L’important n’est pas la destination mais le chemin… Cette maxime célèbre représente bien le travail que Luca Giacomoni mène avec les étudiant·es du campus « Artiste en résidence ». Un chemin tortueux, peu balisé et déroutant. De surcroît en cette période de confinement qui oblige les étudiant·es à suivre l’atelier via leurs écrans.
Se laisser gagner par l’inconnu
Depuis le début de cette année, à l’occasion des nombreuses rencontres publiques auxquelles il a participé, à travers les interviews qu’il a accordées, dans les mises en scènes et les textes qu’il partage, l’artiste n’a de cesse de l’affirmer : il importe de nous délester de nos idées reçues, de nos croyances limitantes, de faire abstraction de ce qui a été ou de ce qui sera pour se concentrer sur ce qui est… Concrètement, depuis le début du séminaire, les étudiant·es s’approprient les outils essentiels de la narration. Ils et elles apprennent à raconter des histoires, à produire des récits nouveaux en les articulant avec d’anciens récits, en se fondant sur leurs propres émotions, leur vécu. Si au départ cette introspection est troublante et inhabituelle dans un cursus universitaire, les étudiant·es prennent vite confiance dans le processus, confie Luca Giacomoni. Ils acceptent de se laisser gagner par l’inconnu.
Ecrire une histoire
Au sein du campus AER, on touche à des thématiques fortes et essentielles. Obésité, domination, harcèlement, prostitution, boucs émissaires… autant de sujets coup de poing presque épiques, qui renvoient à des mythes fondateurs. Luca n’hésite d’ailleurs pas à évoquer celui du fil d’Ariane pour illustrer ce qui se joue lors de ces rencontres. Son approche pédagogique consiste à tisser une trame, un fil narratif, à offrir un outil pour le voyage du retour à ces jeunes écrivain·es qui peuvent se sentir perdu·es au milieu d’un labyrinthe, dédale à l’intérieur duquel ils ou elles cherchent un sens, une issue. L’art narratif prend alors sa dimension essentielle.
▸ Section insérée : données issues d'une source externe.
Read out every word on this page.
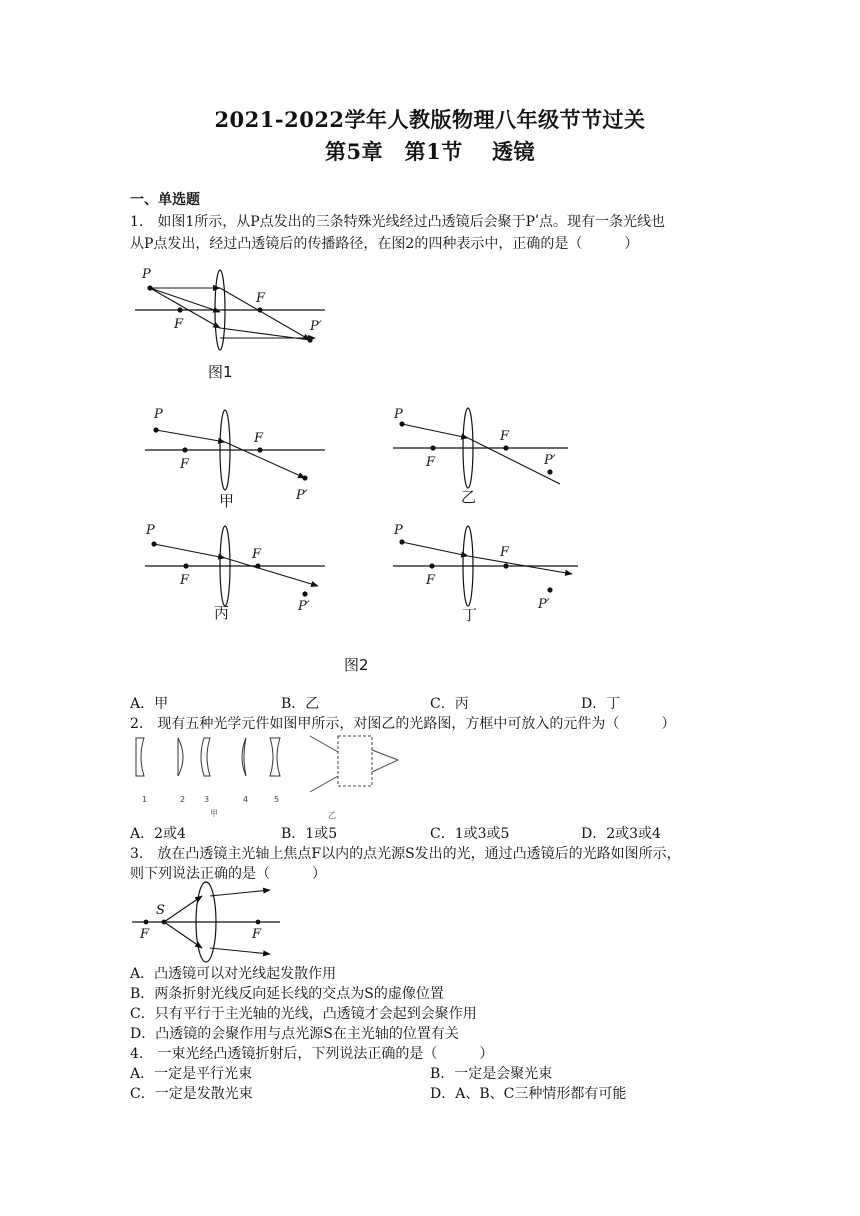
2021-2022学年人教版物理八年级节节过关
第5章　第1节　 透镜
一、单选题
1.　如图1所示，从P点发出的三条特殊光线经过凸透镜后会聚于Pʹ点。现有一条光线也
从P点发出，经过凸透镜后的传播路径，在图2的四种表示中，正确的是（　　　）
P
F
F
P′
图1
P
F
F
P′
甲
P
F
F
P′
乙
P
F
F
P′
丙
P
F
F
P′
丁
图2
A．甲	B．乙	C．丙	D．丁
2.　现有五种光学元件如图甲所示，对图乙的光路图，方框中可放入的元件为（　　　）
1	2 3	4	5
甲	乙
A．2或4	B．1或5	C．1或3或5	D．2或3或4
3.　放在凸透镜主光轴上焦点F以内的点光源S发出的光，通过凸透镜后的光路如图所示，
则下列说法正确的是（　　　）
S
F	F
A．凸透镜可以对光线起发散作用
B．两条折射光线反向延长线的交点为S的虚像位置
C．只有平行于主光轴的光线，凸透镜才会起到会聚作用
D．凸透镜的会聚作用与点光源S在主光轴的位置有关
4.　一束光经凸透镜折射后，下列说法正确的是（　　　）
A．一定是平行光束	B．一定是会聚光束
C．一定是发散光束	D．A、B、C三种情形都有可能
Ecrire une histoire, sa propre histoire devient un acte de construction identitaire. Une fois le cadre posé, les étudiant·es seront ensuite invité·es à voir si une œuvre, une histoire, un récit peut faire écho à ce qui se vit aujourd’hui. A quel endroit Homère, Ovide, Shakespeare, Rilke deviennent vivants ? A quel endroit du tissu social ? Quelles sont les personnes qui peuvent dire ces textes et en retrouver la force originelle ? Après un temps de préparation important, les étudiant·es se mettront en danger et iront vers des publics peutêtre marginalisés pour voir comment ces textes parlent et résonnent en eux. Il faudra essayer des choses. Le texte sera un outil de rencontre avec l’autre. Un programme mystérieux qui enthousiasme Johana et Jarod, deux étudiant·es qui participent au campus. Ce travail d’écriture est pour nous une respiration, une bulle de sens particulièrement vitale en ces temps complexes. Un travail dont le fruit sera présenté le jeudi 22 avril à l’Aula Magna de Louvain-la-Neuve (Foyer du Lac), à l’occasion de la soirée de clôture de la résidence de Luca Giacomoni.
Écrire l’Université de demain… et se perdre en chemin
Par Aline Aulit, participante à l’atelier d’écriture
La résidence de Luca Giacomoni infuse dans l’ensemble de l’UCLouvain, et certains membres de la communauté ont la chance de mener avec lui et son collectif Why Stories, une réflexion collective portant sur l’Université de demain. Une voie que nous empruntons via des chemins accidentés.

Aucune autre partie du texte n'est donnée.